Unless otherwise specifically stated, “including” and “comprising” mentioned in the present application indicate either open inclusion or closed inclusion. For example, the terms “including” and “comprising” may indicate that other components not listed may be further included or comprised, or only the listed components may be included or comprised.

Unless otherwise specifically stated, in the present application, the term “or” is inclusive. By way of example, the phrase “A or B” indicates “A, B, or both A and B”. More specifically, any of the following conditions satisfies the condition “A or B”: A is true or exists, and B is false or does not exist; A is false or does not exist, while B is true or exists; or A and B are both true, or A and B both exist.

Unless otherwise specified, the terms used in the present application have well-known meanings as commonly understood by those skilled in the art. Unless otherwise specified, the numerical values of various parameters mentioned in the present application can be measured by using various measurement methods as commonly used in the art. For example, the test can be carried out following the method in the embodiments of the present application.

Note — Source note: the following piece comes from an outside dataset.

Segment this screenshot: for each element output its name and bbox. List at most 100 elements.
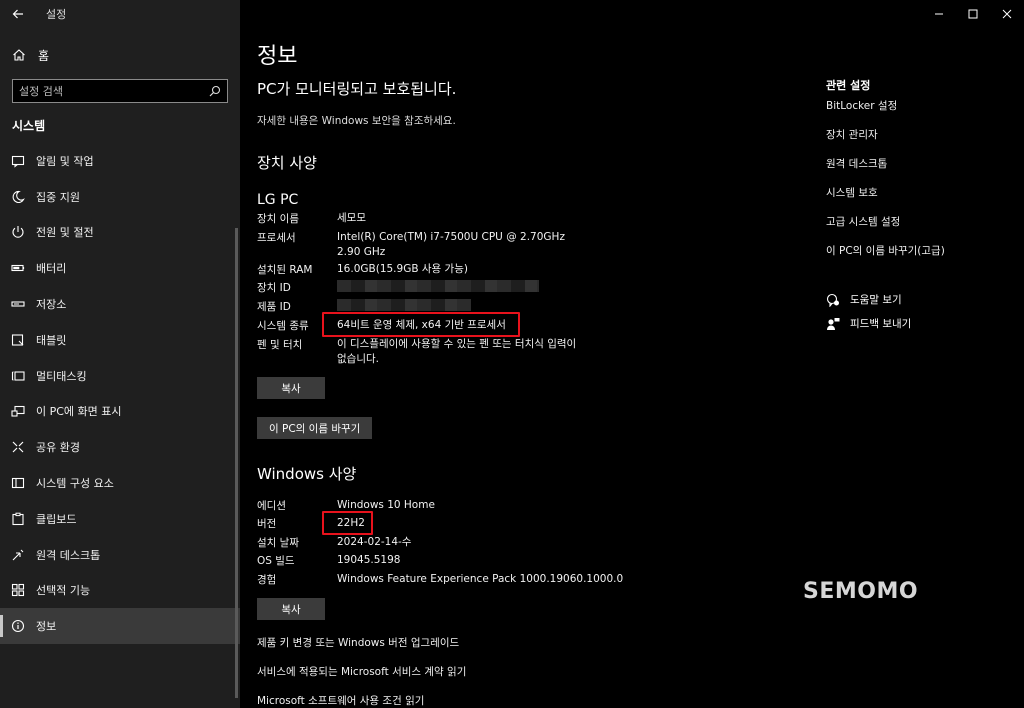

Another embodiment of the present application provides a battery. A negative electrode plate of the battery includes a negative electrode current collector and an active layer. The active layer is located on at least one surface of the negative electrode current collector. The active layer includes an active substance, a gel electrolyte, and a liquid electrolyte. An expansion rate of the negative electrode plate is greater than or equal to 10%.